Afganistan’ın başkenti Kabilde yaşayan 27 yaşındaki Ferhunde İlahiyatçı ve Hafızdı. Ferhunde, bugün İslam ile alakası olmayan hurafe ve bidatlara karşı çıkıyor, bunların İslamdan olmadığını haykırıyordu. Ne hazindir ki, ölümü de bu hurafeler yüzünden olacaktı. 2015 yılında tartıştığı bir muskacı, “Bu kadın Kuranı yaktı” diyerek bir anda yüzlerce kişinin öfkesini Ferhundenin üzerine yöneltti. Daha neyin ne olduğunu araştırmadan muskacının sözüne inanan kalabalık, bir anda Ferhundenin üzerine yürüyerek onu linç ettiler, yüksek yerden attılar, kafasını taşla ezdiler, bununla da yetinmeyerek benzin döküp yaktılar. Oradaki caniler bunu din adına, İslam için, Kuran için, yaptıklarını zannediyordu. Fakat bu vahşetin hiçbir dinde yeri olmadığını anlamıyorlardı. Günler sonra gerçek ortaya çıkıyor ve muskacının Ferhundeye iftira attığı anlaşılıyordu. Ama artık Ferhunde hayatta değildi. Bu olayı da her fırsatta terörü İslam ile özleştirmek isteyen batı medyası günlerce “Müslüman Vahşeti” diye servis ediyordu.

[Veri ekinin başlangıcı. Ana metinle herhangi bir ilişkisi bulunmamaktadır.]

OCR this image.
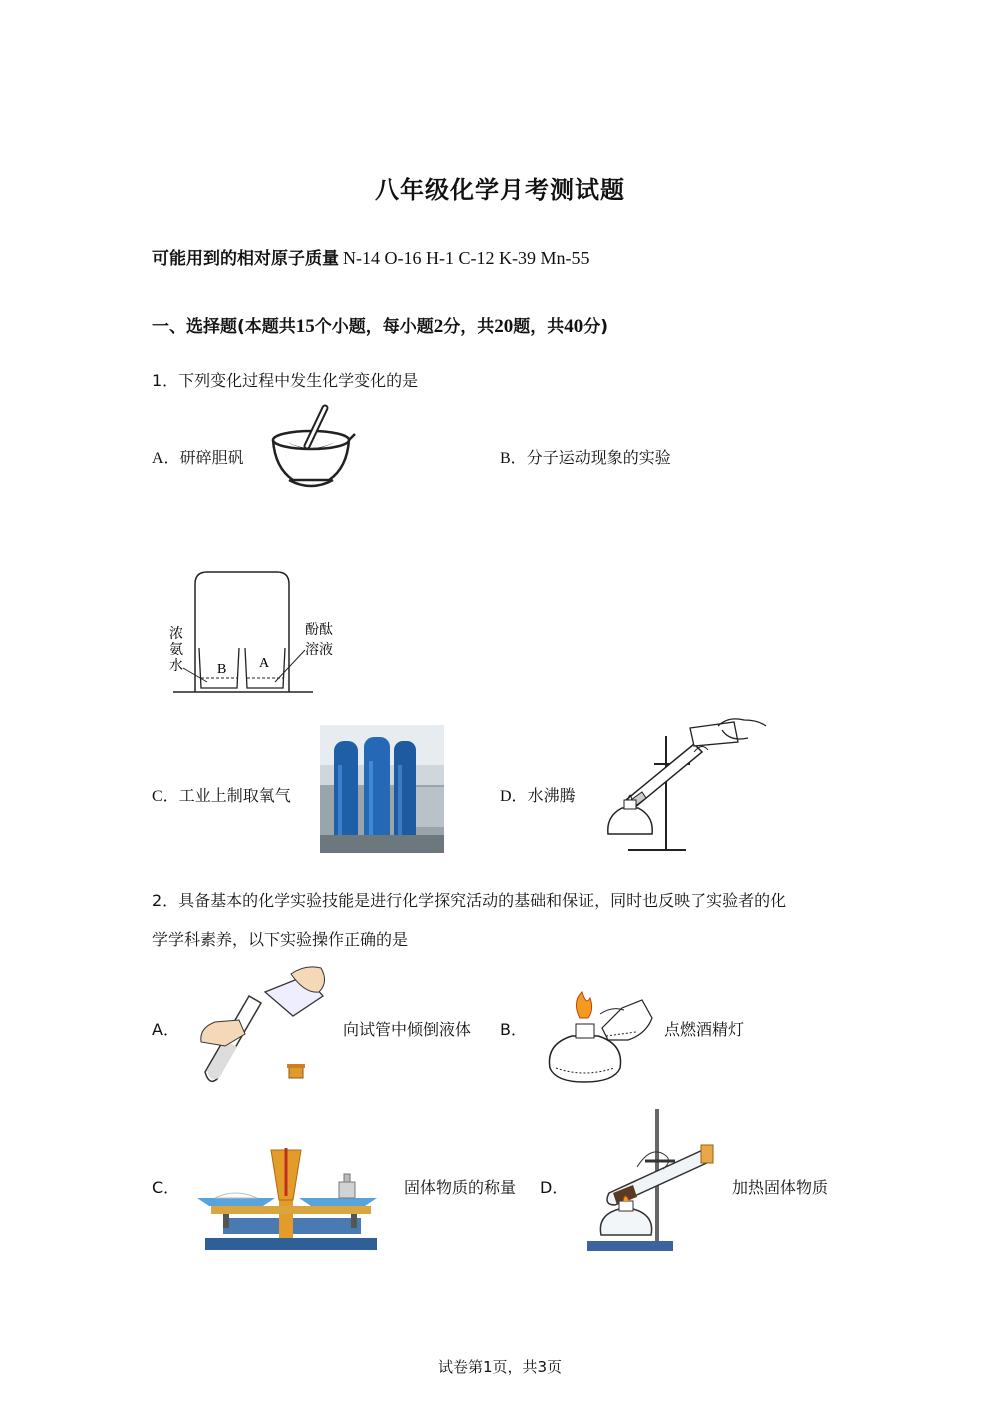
八年级化学月考测试题
可能用到的相对原子质量 N-14 O-16 H-1 C-12 K-39 Mn-55
一、选择题(本题共15个小题，每小题2分，共20题，共40分)
1．下列变化过程中发生化学变化的是
A．研碎胆矾	B．分子运动现象的实验
浓
氨
水
酚酞
溶液
B A
C．工业上制取氧气	D．水沸腾
2．具备基本的化学实验技能是进行化学探究活动的基础和保证，同时也反映了实验者的化
学学科素养，以下实验操作正确的是
A．	向试管中倾倒液体 B．	点燃酒精灯
C．	固体物质的称量 D．	加热固体物质
试卷第1页，共3页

Yaşananlar İslam Alemin ne kadar zillet içinde olduğunu bir kez daha gösteriyor. Bunu sebebi batı ve batılı zihniyetlerin düşündüğü gibi dine yaklaştığımız için değil tam aksine dinden, Kuran ve Sünnetten uzaklaştığımız içindir. Nitekim Yüce Kitabımız Kuranda: “Ey iman edenler! Eğer bir fasık size bir haber getirirse onun doğruluğunu araştırın. Yoksa bilmeden bir topluluğa kötülük edersiniz de sonra yaptığınıza pişman olursunuz.” (Hucurat 6) buyuruyor.

İşte biz sırf bu ayeti uygulamadığımız için Libya, Mısır ve Suriye başta olmakla İslam Dünyasında gözyaşları dinmiyor. Dinimizden, Kuran ve Sünnetten uzaklaştığımız müddetçe de dinmeyecek.